Mit verschlafener Stimme fragt er: „Wer war das?“

Ich weiß es nicht. Doch genau in diesem Moment entdecke ich die Fußspuren hinter ihm. Ich bücke mich auf den Boden und strecke die Hand danach aus. Es sieht nicht aus wie der Abdruck eines Schuhs, wenn es ein Mensch war, der das hier angerichtet hat. Nein. Eher sieht es aus wie die Pfoten eines Tieres. „Nicht wer. Was!“, antworte ich ihm. Er kniet sich neben mich. „Welches Tier ist das?“

„Ich bin mir nicht sicher“, sagt er. Mein erster Gedanke ist, dass es ein Bär war, aber dafür ist der Abdruck zu klein. „Ich vermute einen Waschbär. Oder vielleicht auch mehrere.“

„Waschbären?“, frage ich erstaunt. „Ich dachte, die leben nur in Großstädten, wo Menschen sind?“ Ich erinnere mich, als einmal Waschbären unseren Müll zu Hause auf der Suche nach Essen zerfetzt haben. Sie haben alles, was sie finden konnten, auf dem Boden verteilt. Dad ist in der Nacht aufgewacht, als sie unsere Mülleimer umgestoßen haben und hat sie verscheucht. Danach kamen sie nie wieder.

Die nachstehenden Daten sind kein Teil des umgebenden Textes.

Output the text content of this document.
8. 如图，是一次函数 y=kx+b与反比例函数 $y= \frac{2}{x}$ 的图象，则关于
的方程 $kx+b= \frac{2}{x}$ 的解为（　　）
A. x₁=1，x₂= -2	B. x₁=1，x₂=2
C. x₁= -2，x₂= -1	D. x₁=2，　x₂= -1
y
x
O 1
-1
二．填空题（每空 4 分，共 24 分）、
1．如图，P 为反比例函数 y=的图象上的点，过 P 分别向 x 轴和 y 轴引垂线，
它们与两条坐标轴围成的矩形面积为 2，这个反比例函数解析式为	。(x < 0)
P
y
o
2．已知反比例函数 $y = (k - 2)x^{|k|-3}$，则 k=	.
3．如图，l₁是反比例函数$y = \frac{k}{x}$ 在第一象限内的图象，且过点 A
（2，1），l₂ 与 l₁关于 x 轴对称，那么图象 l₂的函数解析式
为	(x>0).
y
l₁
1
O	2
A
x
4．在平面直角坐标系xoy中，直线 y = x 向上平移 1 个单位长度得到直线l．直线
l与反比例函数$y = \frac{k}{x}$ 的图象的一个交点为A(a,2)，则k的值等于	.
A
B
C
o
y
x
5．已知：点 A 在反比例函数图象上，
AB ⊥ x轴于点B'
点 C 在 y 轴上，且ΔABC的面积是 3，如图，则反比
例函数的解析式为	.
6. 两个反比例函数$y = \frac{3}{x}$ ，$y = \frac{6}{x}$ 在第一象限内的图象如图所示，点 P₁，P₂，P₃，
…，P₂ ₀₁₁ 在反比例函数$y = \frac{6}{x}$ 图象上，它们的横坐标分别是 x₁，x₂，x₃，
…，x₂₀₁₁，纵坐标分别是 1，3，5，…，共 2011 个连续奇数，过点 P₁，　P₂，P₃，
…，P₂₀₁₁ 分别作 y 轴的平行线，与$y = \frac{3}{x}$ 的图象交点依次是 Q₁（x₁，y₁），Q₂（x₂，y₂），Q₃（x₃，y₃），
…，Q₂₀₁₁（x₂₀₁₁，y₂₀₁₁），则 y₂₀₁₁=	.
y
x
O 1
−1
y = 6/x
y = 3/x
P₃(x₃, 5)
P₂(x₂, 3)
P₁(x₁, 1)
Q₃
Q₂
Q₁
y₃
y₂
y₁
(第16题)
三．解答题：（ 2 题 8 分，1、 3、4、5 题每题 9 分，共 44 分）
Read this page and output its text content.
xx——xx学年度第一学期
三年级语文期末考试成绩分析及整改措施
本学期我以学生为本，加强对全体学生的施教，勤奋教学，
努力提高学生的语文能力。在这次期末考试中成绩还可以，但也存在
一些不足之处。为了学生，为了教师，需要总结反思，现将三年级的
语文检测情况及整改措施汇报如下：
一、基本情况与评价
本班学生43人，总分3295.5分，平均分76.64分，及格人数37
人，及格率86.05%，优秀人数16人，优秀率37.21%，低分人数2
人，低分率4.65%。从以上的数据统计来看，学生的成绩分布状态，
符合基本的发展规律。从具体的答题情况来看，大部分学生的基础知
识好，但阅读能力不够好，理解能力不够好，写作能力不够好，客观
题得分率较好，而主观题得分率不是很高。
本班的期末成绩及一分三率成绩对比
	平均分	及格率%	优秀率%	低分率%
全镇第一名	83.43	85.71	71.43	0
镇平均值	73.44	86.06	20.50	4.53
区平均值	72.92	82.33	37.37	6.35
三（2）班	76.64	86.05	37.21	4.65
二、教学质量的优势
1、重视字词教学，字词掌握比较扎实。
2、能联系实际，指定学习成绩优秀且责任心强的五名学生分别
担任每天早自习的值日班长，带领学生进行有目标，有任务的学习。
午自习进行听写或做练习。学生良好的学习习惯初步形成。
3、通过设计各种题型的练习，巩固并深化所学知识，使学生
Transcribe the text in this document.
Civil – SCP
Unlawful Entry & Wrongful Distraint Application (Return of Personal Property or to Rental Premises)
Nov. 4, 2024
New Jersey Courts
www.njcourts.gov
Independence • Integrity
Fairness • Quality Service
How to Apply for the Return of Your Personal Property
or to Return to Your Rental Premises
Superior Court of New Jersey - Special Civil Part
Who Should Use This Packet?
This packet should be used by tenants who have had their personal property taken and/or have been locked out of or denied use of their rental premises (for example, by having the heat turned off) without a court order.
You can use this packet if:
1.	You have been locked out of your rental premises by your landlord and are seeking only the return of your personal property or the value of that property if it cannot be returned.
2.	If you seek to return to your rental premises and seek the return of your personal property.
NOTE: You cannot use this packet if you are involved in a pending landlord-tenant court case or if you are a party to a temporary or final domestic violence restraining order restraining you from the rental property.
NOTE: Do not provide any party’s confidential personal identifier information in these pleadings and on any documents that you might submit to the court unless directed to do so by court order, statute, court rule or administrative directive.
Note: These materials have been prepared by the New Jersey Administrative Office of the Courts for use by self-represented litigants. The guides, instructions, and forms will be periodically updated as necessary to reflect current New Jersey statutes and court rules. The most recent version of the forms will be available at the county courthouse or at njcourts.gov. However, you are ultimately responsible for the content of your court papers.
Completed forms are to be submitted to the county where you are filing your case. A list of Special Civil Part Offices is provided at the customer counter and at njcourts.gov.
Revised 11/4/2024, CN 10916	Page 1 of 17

Jayden schüttelt den Kopf. „Nein. Es gibt genauso Waschbären, die in der Wildnis leben.“ Er lässt seinen Blick über das Durcheinander schweifen. „Aber vielleicht besteht eine Chance, dass hier irgendwo in der Nähe Häuser sind. Vielleicht können die Menschen uns helfen!“ In seiner Stimme schwingt Hoffnung mit.

Ich höre eine Knacken hinter mir und ich drehe mich um. Max ist von seiner Hängematte hinuntergesprungen. Er muss unser gesamtes Gespräch mitgehört haben, denn er sagt: „Ich kenne die Gegend hier. Hier wohnt niemand!“ Er klingt seltsam. Nicht seine Stimme, sondern der Tonfall, in dem er redet. Er verhaspelt sich fast, weil er so schnell spricht. Er hat zwar noch nicht viel in meiner Gegenwart gesprochen, dennoch weiß ich, dass er eher langsam geredet hat. Ich ziehe nur eine Augenbraue hoch.

„Wir sollten das hier aufräumen“, seufze ich und drehe mich zu einem Haufen zerfetzter Klamotten um. Es sind zum Glück keine von mir, denn ich habe alles, was ich noch besitze, angezogen. Ich hebe sie auf und bewerte, ob man sie noch tragen kann. Ich sortiere sie auf zwei Haufen und mache mich danach auf Essenssuche.